If $f$ is infinitely differentiable near $a$ ,

$f(x) = \sum_{n=0}^{\infty} \frac{f^{(n)}(a)}{n!}\,(x - a)^{n} = f(a) + f'(a)(x - a) + \frac{f''(a)}{2!}(x - a)^2 + \cdots$

A Maclaurin series is the special case $a = 0$ .

Key expansions

$\begin{aligned} e^{x} &= \sum_{n=0}^{\infty} \frac{x^{n}}{n!} = 1 + x + \frac{x^2}{2} + \frac{x^3}{6} + \cdots \\ \sin x &= x - \frac{x^3}{3!} + \frac{x^5}{5!} - \cdots \\ \ln(1 + x) &= x - \frac{x^2}{2} + \frac{x^3}{3} - \cdots \quad (|x| < 1) \end{aligned}$

Worked example: successive polynomials for $\sin x$

Watching the approximation improve term by term is the best way to build intuition. The Maclaurin polynomials of $\sin x$ use only odd powers; write $T_N$ for the degree- $N$ truncation.

Taylor polynomials of sin x of degree 1, 3, 5, 7: each added term hugs the curve over a wider interval before peeling away.

Each higher-degree polynomial tracks $\sin x$ over a wider window before peeling off. Evaluate them at $x = \tfrac{\pi}{2} \approx 1.5708$ , where the true value is $\sin(\pi/2) = 1$ :

$\begin{aligned} T_1 &= x = 1.5708 &&(\text{error } +0.5708) \\ T_3 &= x - \tfrac{x^3}{3!} = 0.9248 &&(\text{error } -0.0752) \\ T_5 &= T_3 + \tfrac{x^5}{5!} = 1.0045 &&(\text{error } +0.0045) \\ T_7 &= T_5 - \tfrac{x^7}{7!} = 0.99985 &&(\text{error } -0.00015) \end{aligned}$

Each extra pair of terms cuts the error by more than an order of magnitude near the center of expansion.

How good is the approximation? The remainder

Truncating after the degree- $N$ term leaves the Lagrange remainder

$f(x) - T_N(x) = \frac{f^{(N+1)}(\xi)}{(N+1)!}\,(x - a)^{N+1}$

for some $\xi$ between $a$ and $x$ . For $\sin x$ every derivative is bounded by $1$ , so $|f(x) - T_N(x)| \le \dfrac{|x - a|^{N+1}}{(N+1)!}$ . At $x = \pi/2$ with $N = 7$ this bounds the error by $\dfrac{(\pi/2)^8}{8!} \approx 9.2\times 10^{-4}$ , comfortably above the $1.5\times 10^{-4}$ we actually saw.

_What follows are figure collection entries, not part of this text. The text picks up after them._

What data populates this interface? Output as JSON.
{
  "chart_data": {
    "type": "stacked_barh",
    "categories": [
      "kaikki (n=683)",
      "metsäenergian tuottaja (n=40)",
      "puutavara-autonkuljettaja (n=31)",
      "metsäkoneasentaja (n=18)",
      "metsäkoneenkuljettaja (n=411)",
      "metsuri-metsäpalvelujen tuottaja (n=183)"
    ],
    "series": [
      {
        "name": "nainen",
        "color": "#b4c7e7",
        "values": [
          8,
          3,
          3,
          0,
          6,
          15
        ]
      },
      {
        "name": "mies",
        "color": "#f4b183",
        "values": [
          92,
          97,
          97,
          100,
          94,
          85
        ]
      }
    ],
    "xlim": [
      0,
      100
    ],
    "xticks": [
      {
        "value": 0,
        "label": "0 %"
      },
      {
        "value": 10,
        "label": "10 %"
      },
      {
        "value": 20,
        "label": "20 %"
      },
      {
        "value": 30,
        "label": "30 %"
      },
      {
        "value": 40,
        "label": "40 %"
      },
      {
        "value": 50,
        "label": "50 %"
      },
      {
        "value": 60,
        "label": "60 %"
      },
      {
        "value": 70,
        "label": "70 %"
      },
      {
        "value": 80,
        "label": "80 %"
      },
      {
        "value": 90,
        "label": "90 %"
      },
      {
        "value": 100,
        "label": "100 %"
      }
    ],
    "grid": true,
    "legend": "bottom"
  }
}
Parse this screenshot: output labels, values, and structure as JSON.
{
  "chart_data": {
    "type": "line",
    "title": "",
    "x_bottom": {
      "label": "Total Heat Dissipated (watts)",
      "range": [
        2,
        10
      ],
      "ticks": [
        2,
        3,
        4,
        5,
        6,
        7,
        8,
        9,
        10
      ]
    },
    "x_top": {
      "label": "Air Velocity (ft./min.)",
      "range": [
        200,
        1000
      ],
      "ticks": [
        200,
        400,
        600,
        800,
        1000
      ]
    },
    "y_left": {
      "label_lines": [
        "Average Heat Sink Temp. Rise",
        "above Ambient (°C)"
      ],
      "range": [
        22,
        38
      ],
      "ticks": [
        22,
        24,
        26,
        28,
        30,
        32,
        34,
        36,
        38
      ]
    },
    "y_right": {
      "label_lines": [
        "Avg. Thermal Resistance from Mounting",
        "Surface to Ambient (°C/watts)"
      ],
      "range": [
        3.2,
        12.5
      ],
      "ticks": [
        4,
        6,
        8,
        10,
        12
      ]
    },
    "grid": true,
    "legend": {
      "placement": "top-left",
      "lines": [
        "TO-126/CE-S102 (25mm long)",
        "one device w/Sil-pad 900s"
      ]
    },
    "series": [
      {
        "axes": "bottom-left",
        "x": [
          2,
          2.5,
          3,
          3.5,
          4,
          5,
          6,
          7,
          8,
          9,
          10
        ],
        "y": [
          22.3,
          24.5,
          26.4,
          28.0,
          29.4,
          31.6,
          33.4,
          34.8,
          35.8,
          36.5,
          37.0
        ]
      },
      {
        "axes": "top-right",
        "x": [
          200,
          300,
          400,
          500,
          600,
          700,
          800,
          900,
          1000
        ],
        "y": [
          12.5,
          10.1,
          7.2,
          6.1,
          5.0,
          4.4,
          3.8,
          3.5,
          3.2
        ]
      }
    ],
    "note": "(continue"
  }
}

The factorial in the denominator is why Taylor series converge so fast close to $a$ and why the error explodes once $|x-a|$ grows large — exactly the peeling-off you see in the figure.

Computing it

R

x <- pi / 2
Tn <- function(N) sum(sapply(seq(1, N, by = 2),
                             \(n) (-1)^((n - 1) / 2) * x^n / factorial(n)))
approx <- sapply(c(1, 3, 5, 7), Tn)
rbind(approx, error = sin(x) - approx)
#            [,1]     [,2]     [,3]      [,4]
# approx  1.57080  0.92483  1.00452  0.999849
# error  -0.57080  0.07517 -0.00452  0.000151

Python

import sympy as sp
x = sp.symbols("x")
print(sp.series(sp.sin(x), x, 0, 8))   # x - x**3/6 + x**5/120 - x**7/5040 + O(x**8)

import math
xv = math.pi / 2
Tn = lambda N: sum((-1)**((n - 1)//2) * xv**n / math.factorial(n)
                   for n in range(1, N + 1, 2))
for N in (1, 3, 5, 7):
    print(N, Tn(N), math.sin(xv) - Tn(N))   # error shrinks ~10x each step

x - x**3/6 + x**5/120 - x**7/5040 + O(x**8)
1 1.5707963267948966 -0.5707963267948966
3 0.9248322292886504 0.07516777071134961
5 1.0045248555348174 -0.004524855534817407
7 0.9998431013994987 0.00015689860050127624

Julia

using Symbolics
xv = pi / 2
Tn(N) = sum((-1)^((n - 1) ÷ 2) * xv^n / factorial(n) for n in 1:2:N)
[(N, Tn(N), sin(xv) - Tn(N)) for N in (1, 3, 5, 7)]
# error: -0.571, +0.075, -0.0045, +0.00015

Why it matters for statistics

The delta method approximates the variance of a transformed estimator $g(\hat\theta)$ via a first-order Taylor expansion, $g(\hat\theta) \approx g(\theta) + g’(\theta)(\hat\theta - \theta)$, so that $\operatorname{Var}(g(\hat\theta)) \approx [g’(\theta)]^2 \operatorname{Var}(\hat\theta)$. For example, a proportion $\hat p$ has variance $p(1-p)/n$; the log-odds $g(p) = \log\frac{p}{1-p}$ has derivative $g’(p) = \frac{1}{p(1-p)}$, so the delta method gives $\operatorname{Var}(\log\text{-odds}) \approx \frac{1}{n,p(1-p)}$ — with $p = 0.2$, $n = 100$ that is a standard error of $0.25$, exactly the log-odds standard error a logistic regression reports. Second-order expansions of the log-likelihood give the Fisher information and Newton-Raphson updates for maximum likelihood. In epidemiology the same idea linearizes a nonlinear transmission rate around an operating point so a model can be studied near an equilibrium, and the delta method then propagates measurement error into the resulting estimates. In short, Taylor series turn intractable nonlinear quantities into tractable linear or quadratic ones.